3D Understanding of the environment is critical for the robustness and performance of robot learning systems. As an example, 2D image-based policies can easily fail due to a slight change in camera viewpoints. However, when constructing a 3D representation, previous approaches often either sacrifice the rich semantic abilities of 2D foundation models or a fast update rate that is crucial real-time robotic manipulation. In this work, we propose a 3D representation based on 3D Gaussians that is both semantic and dynamic. With only a single or a few camera views, our proposed representation is able to capture a dynamic scene at 30 Hz in real-time in response to robot and object movements, which is sufficient for most manipulation tasks. Our key insight in achieving this fast update frequency is to make object-centric updates to the representation. Semantic information can be extracted at the initial step from pretrained foundation models, thus circumventing the inference bottleneck of large models during policy rollouts. Leveraging our object-centric Gaussian representation, we demonstrate a straightforward yet effective way to achieve view-robustness for visuomotor policies. Our representation also enables language-conditioned dynamic grasping, for which the robot perform geometric grasp of moving objects specified by open vocabulary queries.
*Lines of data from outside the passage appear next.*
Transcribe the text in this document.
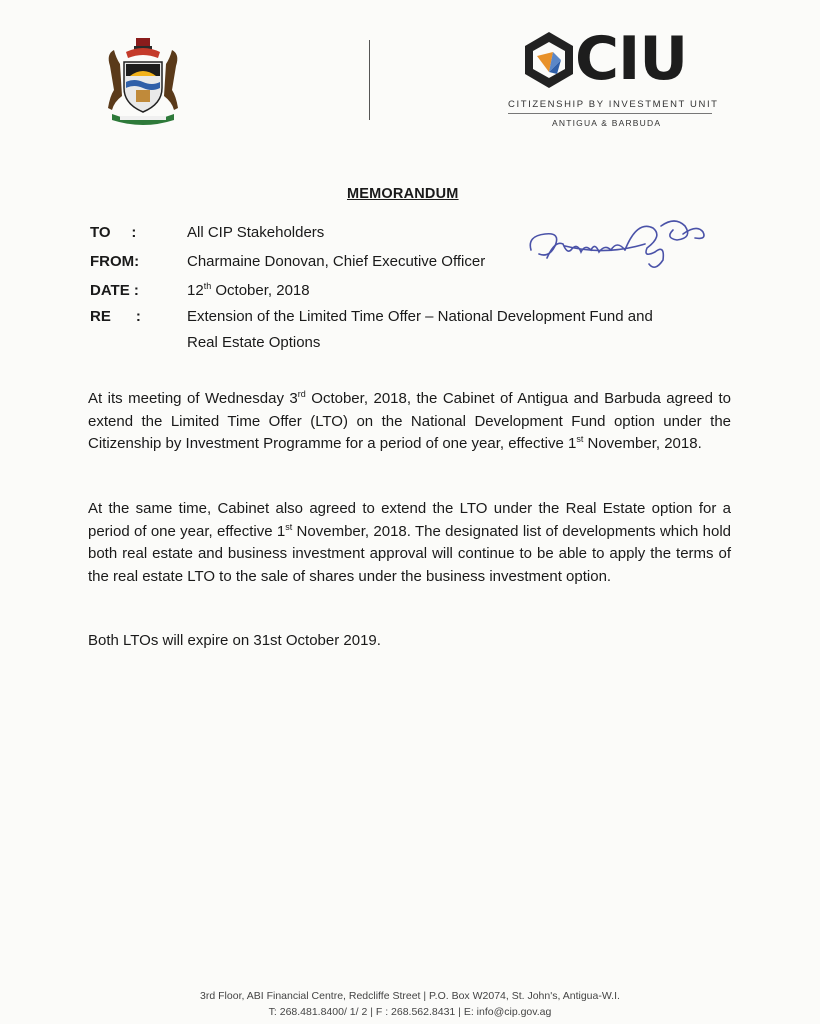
CIU
CITIZENSHIP BY INVESTMENT UNIT
ANTIGUA & BARBUDA
MEMORANDUM
TO     :	All CIP Stakeholders
FROM:	Charmaine Donovan, Chief Executive Officer
DATE :	12th October, 2018
RE      :	Extension of the Limited Time Offer – National Development Fund and
Real Estate Options
At its meeting of Wednesday 3rd October, 2018, the Cabinet of Antigua and Barbuda agreed to extend the Limited Time Offer (LTO) on the National Development Fund option under the Citizenship by Investment Programme for a period of one year, effective 1st November, 2018.
At the same time, Cabinet also agreed to extend the LTO under the Real Estate option for a period of one year, effective 1st November, 2018. The designated list of developments which hold both real estate and business investment approval will continue to be able to apply the terms of the real estate LTO to the sale of shares under the business investment option.
Both LTOs will expire on 31st October 2019.
3rd Floor, ABI Financial Centre, Redcliffe Street | P.O. Box W2074, St. John's, Antigua-W.I.
T: 268.481.8400/ 1/ 2 | F : 268.562.8431 | E: info@cip.gov.ag
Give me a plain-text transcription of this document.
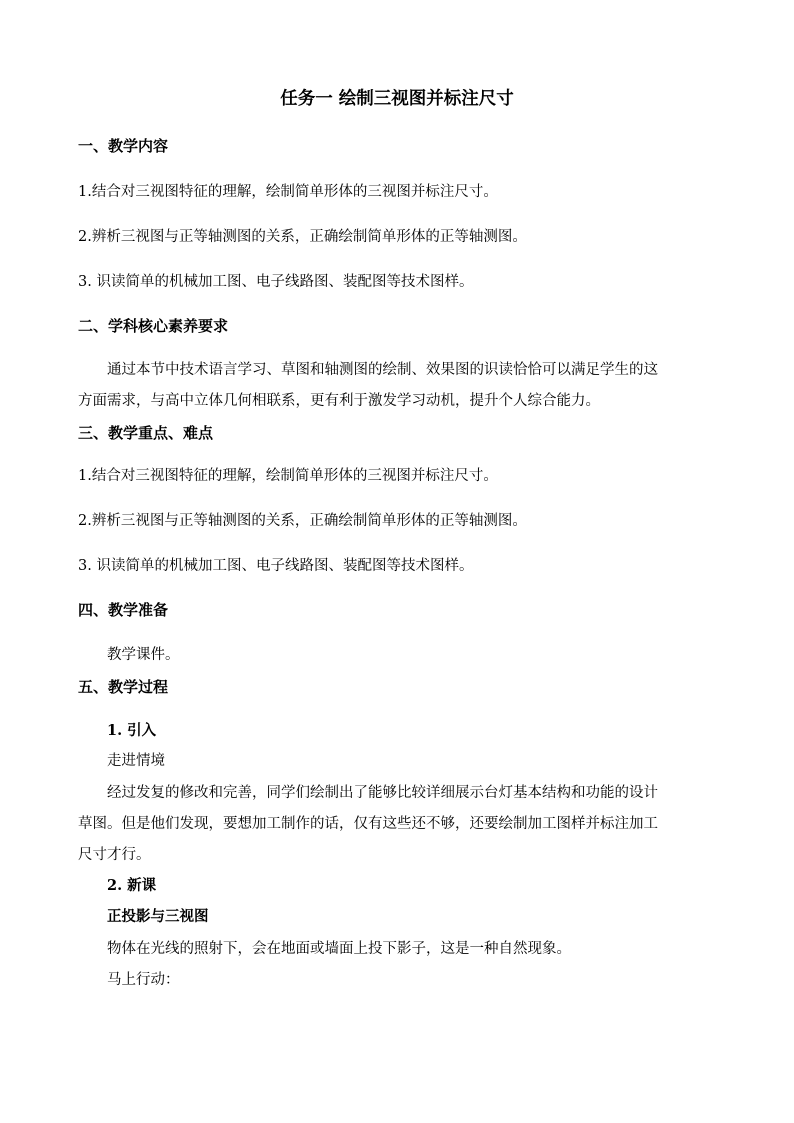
任务一 绘制三视图并标注尺寸
一、教学内容
1.结合对三视图特征的理解，绘制简单形体的三视图并标注尺寸。
2.辨析三视图与正等轴测图的关系，正确绘制简单形体的正等轴测图。
3. 识读简单的机械加工图、电子线路图、装配图等技术图样。
二、学科核心素养要求
通过本节中技术语言学习、草图和轴测图的绘制、效果图的识读恰恰可以满足学生的这
方面需求，与高中立体几何相联系，更有利于激发学习动机，提升个人综合能力。
三、教学重点、难点
1.结合对三视图特征的理解，绘制简单形体的三视图并标注尺寸。
2.辨析三视图与正等轴测图的关系，正确绘制简单形体的正等轴测图。
3. 识读简单的机械加工图、电子线路图、装配图等技术图样。
四、教学准备
教学课件。
五、教学过程
1. 引入
走进情境
经过发复的修改和完善，同学们绘制出了能够比较详细展示台灯基本结构和功能的设计
草图。但是他们发现，要想加工制作的话，仅有这些还不够，还要绘制加工图样并标注加工
尺寸才行。
2. 新课
正投影与三视图
物体在光线的照射下，会在地面或墙面上投下影子，这是一种自然现象。
马上行动：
From a test view that is distinct from the train view, we render the scene from the train view to close the perception gap. We further limit the rendering to the foreground Gaussians to avoid perception differences due to the changes in the background.
Below, we show clips of the raw camera view at top right corner, and the rendered view using foreground Gaussians at the top left corner.
With object-centric gaussian splatting, language-conditioned dynamic grasping becomes a straightforward application. Since the representation is 3D, we can directly compute grasp poses with geometric optimization. Because the representation is semantic, we can generate segmentation masks and clip embeddings on the fly. Finally, the representation is also dynamic, so we can also handle fast moving objects.